Örneğin, sokakta yürüyenlerin ve seyir halinde olan sürücülerin birbirilerine olan saygıları da o şehrin ne kadar güvenilir ve medeni olduğunu gösteren önemli ölçülerdendir. İstanbul’u bu yönüyle de ne Viyana ile ve ne de onca işgal ve savaş yaşamış olan Kabil ile bile kıyaslayamayız. 

Ve her iki şehrin renklerine ve siluetlerine gelince…

Viyana cenahında değişen bir şey yok… Önceki yazımızda da belirttiğimiz gibi, krallıktan cumhuriyete geçen Avusturya’nın laikleri, saltanattan cumhuriyete geçen laiklerin camilere yaptıklarını kiliselere yapmadılar. Evet, Hristiyanlığın yerine laikliği ikame ettiler, lakin ne bir kiliseyi ahıra, pavyona ve müzeye çevirdiler ve ne de bir din adamını Viyana’nın herhangi bir meydanında darağacına çektiler…

Hatta Viyana’nın merkezindeki büyük kilisenin (Stephansdom) karşısında bulunan “Haas Haus” adındaki bina katedralin görkemine yakışmadığı için yıkıp, oranın dokusuna uygun bir mimari ile yaptılar.

Anlayacağımız, Viyana cenahında değişen bir şey yok; yöneticileri emanete riayet duyarlılığıyla Viyana’nın güzelliğini korumaya ve değerine değer katmaya çalışıyorlar. En önemlisi de dünyanın en yaşanabilir şehri yapacak kadar işlerinin ehlidirler.

İstanbul cephesinde de değişen bir şey yok, ama ne yazık ki olumsuz anlamda…

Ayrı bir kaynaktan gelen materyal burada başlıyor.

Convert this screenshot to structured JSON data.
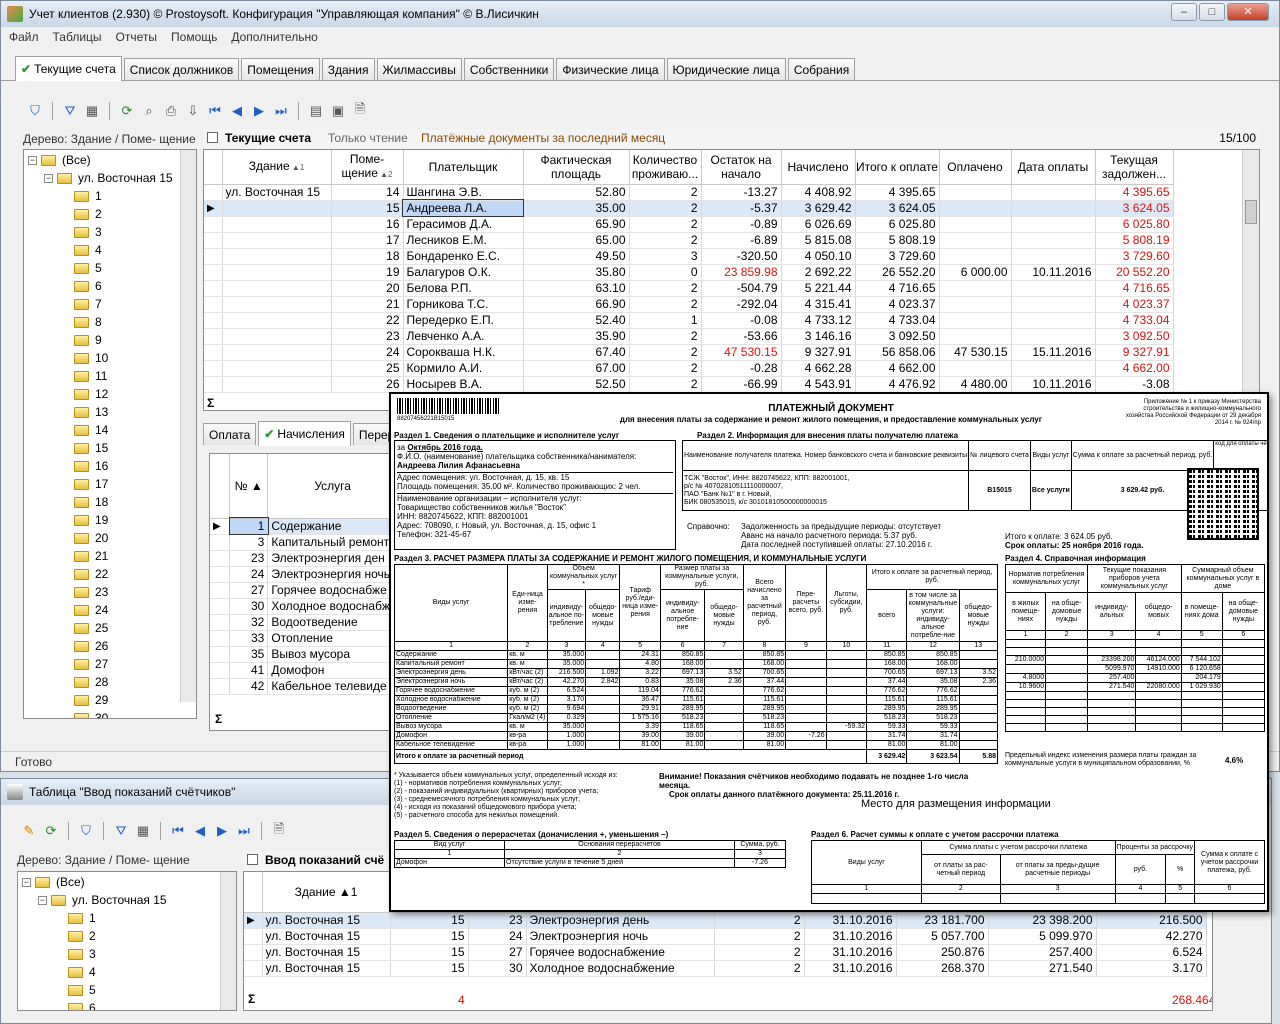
{
  "main_window": {
    "title": "Учет клиентов (2.930) © Prostoysoft. Конфигурация \"Управляющая компания\" © В.Лисичкин",
    "menu": [
      "Файл",
      "Таблицы",
      "Отчеты",
      "Помощь",
      "Дополнительно"
    ],
    "tabs": [
      "Текущие счета",
      "Список должников",
      "Помещения",
      "Здания",
      "Жилмассивы",
      "Собственники",
      "Физические лица",
      "Юридические лица",
      "Собрания"
    ],
    "tree_header": "Дерево: Здание / Поме- щение",
    "tree_root": "(Все)",
    "tree_building": "ул. Восточная 15",
    "tree_items": [
      "1",
      "2",
      "3",
      "4",
      "5",
      "6",
      "7",
      "8",
      "9",
      "10",
      "11",
      "12",
      "13",
      "14",
      "15",
      "16",
      "17",
      "18",
      "19",
      "20",
      "21",
      "22",
      "23",
      "24",
      "25",
      "26",
      "27",
      "28",
      "29",
      "30"
    ],
    "panel_title": "Текущие счета",
    "readonly": "Только чтение",
    "panel_desc": "Платёжные документы за последний месяц",
    "counter": "15/100",
    "status": "Готово",
    "sigma": "Σ"
  },
  "accounts": {
    "columns": [
      "Здание",
      "Поме- щение",
      "Плательщик",
      "Фактическая площадь",
      "Количество проживаю...",
      "Остаток на начало",
      "Начислено",
      "Итого к оплате",
      "Оплачено",
      "Дата оплаты",
      "Текущая задолжен..."
    ],
    "building": "ул. Восточная 15",
    "rows": [
      {
        "room": "14",
        "payer": "Шангина Э.В.",
        "area": "52.80",
        "people": "2",
        "start": "-13.27",
        "start_red": false,
        "charged": "4 408.92",
        "total": "4 395.65",
        "paid": "",
        "date": "",
        "debt": "4 395.65",
        "debt_red": true
      },
      {
        "room": "15",
        "payer": "Андреева Л.А.",
        "area": "35.00",
        "people": "2",
        "start": "-5.37",
        "start_red": false,
        "charged": "3 629.42",
        "total": "3 624.05",
        "paid": "",
        "date": "",
        "debt": "3 624.05",
        "debt_red": true
      },
      {
        "room": "16",
        "payer": "Герасимов Д.А.",
        "area": "65.90",
        "people": "2",
        "start": "-0.89",
        "start_red": false,
        "charged": "6 026.69",
        "total": "6 025.80",
        "paid": "",
        "date": "",
        "debt": "6 025.80",
        "debt_red": true
      },
      {
        "room": "17",
        "payer": "Лесников Е.М.",
        "area": "65.00",
        "people": "2",
        "start": "-6.89",
        "start_red": false,
        "charged": "5 815.08",
        "total": "5 808.19",
        "paid": "",
        "date": "",
        "debt": "5 808.19",
        "debt_red": true
      },
      {
        "room": "18",
        "payer": "Бондаренко Е.С.",
        "area": "49.50",
        "people": "3",
        "start": "-320.50",
        "start_red": false,
        "charged": "4 050.10",
        "total": "3 729.60",
        "paid": "",
        "date": "",
        "debt": "3 729.60",
        "debt_red": true
      },
      {
        "room": "19",
        "payer": "Балагуров О.К.",
        "area": "35.80",
        "people": "0",
        "start": "23 859.98",
        "start_red": true,
        "charged": "2 692.22",
        "total": "26 552.20",
        "paid": "6 000.00",
        "date": "10.11.2016",
        "debt": "20 552.20",
        "debt_red": true
      },
      {
        "room": "20",
        "payer": "Белова Р.П.",
        "area": "63.10",
        "people": "2",
        "start": "-504.79",
        "start_red": false,
        "charged": "5 221.44",
        "total": "4 716.65",
        "paid": "",
        "date": "",
        "debt": "4 716.65",
        "debt_red": true
      },
      {
        "room": "21",
        "payer": "Горникова Т.С.",
        "area": "66.90",
        "people": "2",
        "start": "-292.04",
        "start_red": false,
        "charged": "4 315.41",
        "total": "4 023.37",
        "paid": "",
        "date": "",
        "debt": "4 023.37",
        "debt_red": true
      },
      {
        "room": "22",
        "payer": "Передерко Е.П.",
        "area": "52.40",
        "people": "1",
        "start": "-0.08",
        "start_red": false,
        "charged": "4 733.12",
        "total": "4 733.04",
        "paid": "",
        "date": "",
        "debt": "4 733.04",
        "debt_red": true
      },
      {
        "room": "23",
        "payer": "Левченко А.А.",
        "area": "35.90",
        "people": "2",
        "start": "-53.66",
        "start_red": false,
        "charged": "3 146.16",
        "total": "3 092.50",
        "paid": "",
        "date": "",
        "debt": "3 092.50",
        "debt_red": true
      },
      {
        "room": "24",
        "payer": "Сорокваша Н.К.",
        "area": "67.40",
        "people": "2",
        "start": "47 530.15",
        "start_red": true,
        "charged": "9 327.91",
        "total": "56 858.06",
        "paid": "47 530.15",
        "date": "15.11.2016",
        "debt": "9 327.91",
        "debt_red": true
      },
      {
        "room": "25",
        "payer": "Кормило А.И.",
        "area": "67.00",
        "people": "2",
        "start": "-0.28",
        "start_red": false,
        "charged": "4 662.28",
        "total": "4 662.00",
        "paid": "",
        "date": "",
        "debt": "4 662.00",
        "debt_red": true
      },
      {
        "room": "26",
        "payer": "Носырев В.А.",
        "area": "52.50",
        "people": "2",
        "start": "-66.99",
        "start_red": false,
        "charged": "4 543.91",
        "total": "4 476.92",
        "paid": "4 480.00",
        "date": "10.11.2016",
        "debt": "-3.08",
        "debt_red": false
      }
    ]
  },
  "subtabs": [
    "Оплата",
    "Начисления",
    "Перера"
  ],
  "services": {
    "columns": [
      "№",
      "Услуга"
    ],
    "rows": [
      {
        "n": "1",
        "name": "Содержание"
      },
      {
        "n": "3",
        "name": "Капитальный ремонт"
      },
      {
        "n": "23",
        "name": "Электроэнергия ден"
      },
      {
        "n": "24",
        "name": "Электроэнергия ночь"
      },
      {
        "n": "27",
        "name": "Горячее водоснабже"
      },
      {
        "n": "30",
        "name": "Холодное водоснабж"
      },
      {
        "n": "32",
        "name": "Водоотведение"
      },
      {
        "n": "33",
        "name": "Отопление"
      },
      {
        "n": "35",
        "name": "Вывоз мусора"
      },
      {
        "n": "41",
        "name": "Домофон"
      },
      {
        "n": "42",
        "name": "Кабельное телевиде"
      }
    ]
  },
  "second_window": {
    "title": "Таблица \"Ввод показаний счётчиков\"",
    "tree_header": "Дерево: Здание / Поме- щение",
    "tree_root": "(Все)",
    "tree_building": "ул. Восточная 15",
    "tree_items": [
      "1",
      "2",
      "3",
      "4",
      "5",
      "6"
    ],
    "panel_title": "Ввод показаний счё",
    "col_building": "Здание",
    "rows": [
      {
        "building": "ул. Восточная 15",
        "room": "15",
        "code": "23",
        "service": "Электроэнергия день",
        "n": "2",
        "date": "31.10.2016",
        "prev": "23 181.700",
        "cur": "23 398.200",
        "diff": "216.500"
      },
      {
        "building": "ул. Восточная 15",
        "room": "15",
        "code": "24",
        "service": "Электроэнергия ночь",
        "n": "2",
        "date": "31.10.2016",
        "prev": "5 057.700",
        "cur": "5 099.970",
        "diff": "42.270"
      },
      {
        "building": "ул. Восточная 15",
        "room": "15",
        "code": "27",
        "service": "Горячее водоснабжение",
        "n": "2",
        "date": "31.10.2016",
        "prev": "250.876",
        "cur": "257.400",
        "diff": "6.524"
      },
      {
        "building": "ул. Восточная 15",
        "room": "15",
        "code": "30",
        "service": "Холодное водоснабжение",
        "n": "2",
        "date": "31.10.2016",
        "prev": "268.370",
        "cur": "271.540",
        "diff": "3.170"
      }
    ],
    "footer_count": "4",
    "footer_sum": "268.464"
  },
  "document": {
    "barcode_text": "88207456221B15015",
    "title": "ПЛАТЕЖНЫЙ ДОКУМЕНТ",
    "subtitle": "для внесения платы за содержание и ремонт жилого помещения, и предоставление коммунальных услуг",
    "appendix": "Приложение № 1 к приказу Министерства строительства и жилищно-коммунального хозяйства Российской Федерации от 29 декабря 2014 г. № 924/пр",
    "sec1": "Раздел 1. Сведения о плательщике и исполнителе услуг",
    "period_label": "за",
    "period": "Октябрь 2016 года.",
    "fio_label": "Ф.И.О. (наименование) плательщика собственника/нанимателя:",
    "fio": "Андреева Лилия Афанасьевна",
    "address": "Адрес помещения: ул. Восточная, д. 15, кв. 15",
    "area_line": "Площадь помещения: 35.00 м². Количество проживающих: 2 чел.",
    "org_label": "Наименование организации – исполнителя услуг:",
    "org": "Товарищество собственников жилья \"Восток\"",
    "inn": "ИНН: 8820745622, КПП: 882001001",
    "org_address": "Адрес: 708090, г. Новый, ул. Восточная, д. 15, офис 1",
    "phone": "Телефон: 321-45-67",
    "sec2": "Раздел 2. Информация для внесения платы получателю платежа",
    "recv_head": "Наименование получателя платежа. Номер банковского счета и банковские реквизиты",
    "acc_head": "№ лицевого счета",
    "svc_head": "Виды услуг",
    "sum_head": "Сумма к оплате за расчетный период, руб.",
    "qr_head": "код для оплаты через устройство самообслуживания",
    "recv1": "ТСЖ \"Восток\", ИНН: 8820745622, КПП: 882001001,",
    "recv2": "р/с № 40702810511110000007,",
    "recv3": "ПАО \"Банк №1\" в г. Новый,",
    "recv4": "БИК 080535015, к/с 30101810500000000015",
    "acc": "B15015",
    "svc": "Все услуги",
    "sum": "3 629.42 руб.",
    "ref_label": "Справочно:",
    "ref1": "Задолженность за предыдущие периоды: отсутствует",
    "ref2": "Аванс на начало расчетного периода: 5.37 руб.",
    "ref3": "Дата последней поступившей оплаты: 27.10.2016 г.",
    "total_line": "Итого к оплате: 3 624.05 руб.",
    "due_line": "Срок оплаты: 25 ноября 2016 года.",
    "sec3": "Раздел 3. РАСЧЕТ РАЗМЕРА ПЛАТЫ ЗА СОДЕРЖАНИЕ И РЕМОНТ ЖИЛОГО ПОМЕЩЕНИЯ, И КОММУНАЛЬНЫЕ УСЛУГИ",
    "sec4": "Раздел 4. Справочная информация",
    "calc_head": [
      "Виды услуг",
      "Еди-ница изме-рения",
      "Объем коммунальных услуг *",
      "Тариф руб./еди-ница изме-рения",
      "Размер платы за коммунальные услуги, руб.",
      "Всего начислено за расчетный период, руб.",
      "Пере-расчеты всего, руб.",
      "Льготы, субсидии, руб.",
      "Итого к оплате за расчетный период, руб."
    ],
    "calc_sub": [
      "индивиду-альное по-требление",
      "общедо-мовые нужды",
      "индивиду-альное потребле-ние",
      "общедо-мовые нужды",
      "всего",
      "в том числе за коммунальные услуги: индивиду-альное потребле-ние",
      "общедо-мовые нужды"
    ],
    "calc_nums": [
      "1",
      "2",
      "3",
      "4",
      "5",
      "6",
      "7",
      "8",
      "9",
      "10",
      "11",
      "12",
      "13"
    ],
    "calc_rows": [
      [
        "Содержание",
        "кв. м",
        "35.000",
        "",
        "24.31",
        "850.85",
        "",
        "850.85",
        "",
        "",
        "850.85",
        "850.85",
        ""
      ],
      [
        "Капитальный ремонт",
        "кв. м",
        "35.000",
        "",
        "4.80",
        "168.00",
        "",
        "168.00",
        "",
        "",
        "168.00",
        "168.00",
        ""
      ],
      [
        "Электроэнергия день",
        "кВт/час (2)",
        "216.500",
        "1.092",
        "3.22",
        "697.13",
        "3.52",
        "700.65",
        "",
        "",
        "700.65",
        "697.13",
        "3.52"
      ],
      [
        "Электроэнергия ночь",
        "кВт/час (2)",
        "42.270",
        "2.842",
        "0.83",
        "35.08",
        "2.36",
        "37.44",
        "",
        "",
        "37.44",
        "35.08",
        "2.36"
      ],
      [
        "Горячее водоснабжение",
        "куб. м (2)",
        "6.524",
        "",
        "119.04",
        "776.62",
        "",
        "776.62",
        "",
        "",
        "776.62",
        "776.62",
        ""
      ],
      [
        "Холодное водоснабжение",
        "куб. м (2)",
        "3.170",
        "",
        "36.47",
        "115.61",
        "",
        "115.61",
        "",
        "",
        "115.61",
        "115.61",
        ""
      ],
      [
        "Водоотведение",
        "куб. м (2)",
        "9.694",
        "",
        "29.91",
        "289.95",
        "",
        "289.95",
        "",
        "",
        "289.95",
        "289.95",
        ""
      ],
      [
        "Отопление",
        "Гкал/м2 (4)",
        "0.329",
        "",
        "1 575.16",
        "518.23",
        "",
        "518.23",
        "",
        "",
        "518.23",
        "518.23",
        ""
      ],
      [
        "Вывоз мусора",
        "кв. м",
        "35.000",
        "",
        "3.39",
        "118.65",
        "",
        "118.65",
        "",
        "-59.32",
        "59.33",
        "59.33",
        ""
      ],
      [
        "Домофон",
        "кв-ра",
        "1.000",
        "",
        "39.00",
        "39.00",
        "",
        "39.00",
        "-7.26",
        "",
        "31.74",
        "31.74",
        ""
      ],
      [
        "Кабельное телевидение",
        "кв-ра",
        "1.000",
        "",
        "81.00",
        "81.00",
        "",
        "81.00",
        "",
        "",
        "81.00",
        "81.00",
        ""
      ]
    ],
    "calc_total_label": "Итого к оплате за расчетный период",
    "calc_total": [
      "3 629.42",
      "3 623.54",
      "5.88"
    ],
    "ref_head": [
      "Норматив потребления коммунальных услуг",
      "Текущие показания приборов учета коммунальных услуг",
      "Суммарный объем коммунальных услуг в доме"
    ],
    "ref_sub": [
      "в жилых помеще-ниях",
      "на обще-домовые нужды",
      "индивиду-альных",
      "общедо-мовых",
      "в помеще-ниях дома",
      "на обще-домовые нужды"
    ],
    "ref_nums": [
      "1",
      "2",
      "3",
      "4",
      "5",
      "6"
    ],
    "ref_rows": [
      [
        "",
        "",
        "",
        "",
        "",
        ""
      ],
      [
        "",
        "",
        "",
        "",
        "",
        ""
      ],
      [
        "210.0000",
        "",
        "23398.200",
        "46124.000",
        "7 544.102",
        ""
      ],
      [
        "",
        "",
        "5099.970",
        "14910.000",
        "6 120.658",
        ""
      ],
      [
        "4.8000",
        "",
        "257.400",
        "",
        "204.179",
        ""
      ],
      [
        "10.9600",
        "",
        "271.540",
        "22080.000",
        "1 029.930",
        ""
      ],
      [
        "",
        "",
        "",
        "",
        "",
        ""
      ],
      [
        "",
        "",
        "",
        "",
        "",
        ""
      ],
      [
        "",
        "",
        "",
        "",
        "",
        ""
      ],
      [
        "",
        "",
        "",
        "",
        "",
        ""
      ],
      [
        "",
        "",
        "",
        "",
        "",
        ""
      ]
    ],
    "limit_text": "Предельный индекс изменения размера платы граждан за коммунальные услуги в муниципальном образовании, %",
    "limit_val": "4.6%",
    "notes": [
      "* Указывается объем коммунальных услуг, определенный исходя из:",
      "(1) - нормативов потребления коммунальных услуг;",
      "(2) - показаний индивидуальных (квартирных) приборов учета;",
      "(3) - среднемесячного потребления коммунальных услуг;",
      "(4) - исходя из показаний общедомового прибора учета;",
      "(5) - расчетного способа для нежилых помещений."
    ],
    "attention1": "Внимание! Показания счётчиков необходимо подавать не позднее 1-го числа месяца.",
    "attention2": "Срок оплаты данного платёжного документа: 25.11.2016 г.",
    "info_place": "Место для размещения информации",
    "sec5": "Раздел 5. Сведения о перерасчетах (доначисления +, уменьшения –)",
    "sec5_head": [
      "Вид услуг",
      "Основания перерасчетов",
      "Сумма, руб."
    ],
    "sec5_nums": [
      "1",
      "2",
      "3"
    ],
    "sec5_row": [
      "Домофон",
      "Отсутствие услуги в течение 5 дней",
      "-7.26"
    ],
    "sec6": "Раздел 6. Расчет суммы к оплате с учетом рассрочки платежа",
    "sec6_head": [
      "Виды услуг",
      "Сумма платы с учетом рассрочки платежа",
      "Проценты за рассрочку",
      "Сумма к оплате с учетом рассрочки платежа, руб."
    ],
    "sec6_sub": [
      "от платы за рас-четный период",
      "от платы за преды-дущие расчетные периоды",
      "руб.",
      "%"
    ],
    "sec6_nums": [
      "1",
      "2",
      "3",
      "4",
      "5",
      "6"
    ]
  }
}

Kaldı ki, bugünkü İstanbul’un işi çok daha bir zordur. Çünkü eskiden sadece camilere, kıyafetlere ve renklere savaş açan yöneticiler vardı. Şimdi ise, o iflah olmaz ve habis ruhlulara camilerimizi ve diğer değerlerimizi doyum bilmez ihtiraslarına ve gökdelenlere boğduranlar eklendi. Şu kötü talihe bakınız ki, her ikisi de birbirinden besleniyorlar ve İstanbul’a ihanet ve tecavüz konusunda da birbiriyle ittifak halindedirler.

Üstüne bir de Karadeniz dalgası İstanbul’a bir karabasan gibi çökmüş ve gâh sağdan, gâh soldan öyle bir vuruyor ki…

Sonuçta bazılarımız, nazenin İstanbul’umuzu bu ihanet ve tecavüzden nasıl kurtaracağız diye düşünüyorken, kim bilir, belki mezardakiler de, “ne zaman üzerimizden bir gökdelenle geçecekler” diye korkuyorlardır! Korkmakta haksız da sayılmazlar. Çünkü canlıların bir afet esnasında toplanacağı yerlere dahi çarşı Pazar kuranlar ve gökdelen dikenler, ölülerden mi korkacaklar?

İstanbullular da bu hale son mu verecekler, yoksa tecavüzcülerine bir daha ilanıaşk mı yapacaklar, yaşayanlarımız görecektir.

Ama biz Viyana’da da olsak, “bize ne İstanbul’dan?” demiyoruz; ihanete, tecavüze ve talana karşı ve dahi hem Karadeniz, hem Boğaz ve hem Marmara’nın dalgalarına inat, İstanbul’un kurtuluşu için dua ediyor ve özlem dolu selamlarımızı da Tuna ile gönderiyoruz!